Terminated is the right word to use when killer robots from the future are involved. Or, more correctly, androids.
Fictional Alignment is Mike French’s sequel to An Android Awakes. Back in ’16 Geek Native took a look that book in a post called Write or die: A review of An Android Awakes. Indeed, the connection between books and death is pretty clear from the outset. In An Android Awakes, we follow PD121928 as he tries to write a successful book. The price of failure? Death.
In this sequel Sapphira, a prostitute with many connections, as succeeded. But she’s human. She’s written the first successful work of fiction in human history for 100 years. The androids are angry and frustrated that they can not erase this success. Cue a series of violence, romance, humour and unexpected twists.

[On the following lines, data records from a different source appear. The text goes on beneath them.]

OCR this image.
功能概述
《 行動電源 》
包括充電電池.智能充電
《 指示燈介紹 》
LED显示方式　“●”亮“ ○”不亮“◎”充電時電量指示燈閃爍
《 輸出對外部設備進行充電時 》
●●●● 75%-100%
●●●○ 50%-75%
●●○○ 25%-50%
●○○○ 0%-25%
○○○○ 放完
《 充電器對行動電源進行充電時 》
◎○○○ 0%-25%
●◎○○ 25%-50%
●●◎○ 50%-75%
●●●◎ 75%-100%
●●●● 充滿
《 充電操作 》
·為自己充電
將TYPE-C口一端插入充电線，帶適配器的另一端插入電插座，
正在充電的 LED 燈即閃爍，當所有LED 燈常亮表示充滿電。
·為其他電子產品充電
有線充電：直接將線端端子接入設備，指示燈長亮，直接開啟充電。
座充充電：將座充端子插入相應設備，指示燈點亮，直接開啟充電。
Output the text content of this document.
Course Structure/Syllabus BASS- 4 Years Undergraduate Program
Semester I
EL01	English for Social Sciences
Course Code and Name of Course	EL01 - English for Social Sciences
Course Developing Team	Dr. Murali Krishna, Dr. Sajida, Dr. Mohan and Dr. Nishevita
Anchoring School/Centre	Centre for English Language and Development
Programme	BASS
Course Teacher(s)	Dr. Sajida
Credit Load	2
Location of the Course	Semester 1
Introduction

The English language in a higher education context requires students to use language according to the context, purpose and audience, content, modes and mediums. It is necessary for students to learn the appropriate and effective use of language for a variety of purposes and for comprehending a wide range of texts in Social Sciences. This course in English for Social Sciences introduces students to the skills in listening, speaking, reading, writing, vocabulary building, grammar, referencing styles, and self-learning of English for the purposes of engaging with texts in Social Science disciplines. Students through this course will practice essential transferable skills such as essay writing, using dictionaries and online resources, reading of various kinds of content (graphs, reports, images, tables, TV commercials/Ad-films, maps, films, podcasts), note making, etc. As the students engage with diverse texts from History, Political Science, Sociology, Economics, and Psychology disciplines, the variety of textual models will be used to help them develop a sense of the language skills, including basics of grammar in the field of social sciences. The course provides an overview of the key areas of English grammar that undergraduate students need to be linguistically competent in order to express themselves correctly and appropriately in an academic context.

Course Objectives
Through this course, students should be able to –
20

What would you do to get rid of a work of fiction that you can’t delete from history? The androids decide to travel back in time to re-create the events in Sapphira’s book so that it becomes a piece of nonfiction rather than fiction.
I think it’s essential to have read An Android Awakes first. You see, Sapphira’s book is based on PD121928’s short stories. We revisit the tales from the first book. If you don’t know those stories, then I think you’ll find Fictional Alignment a tough book to crack.
Once again it’s the androids that make for the best characters. Two brutes called Heisenberg and Tractatus are handed the task of turning Sapphira’s writing into fact, and they’re both unrelenting and unpredictable in how they set about ensuring their success.
https://www.youtube.com/watch?v=wzMpyFGUBoU
Fictional Alignment is a gripping read. It’s very different, and if you’re looking to refresh your synapses by exploring off the beaten track, then this is your book. Although, read An Android Awakes first, and I think An Android Awakes is the better book. It’s undoubtedly my favourite of the two.
How come? Fictional Alignment can get a bit surreal (dreams) at times, and the layers to the story meant I prefered to read it when I was fully awake and not as I settled down in bed at the end of the day.
Like An Android Awakes there’s art interspersed in Fictional Alignment, but there’s more in the first book. Fictional Alignment tends to save most of its illustrations for the start and finish too.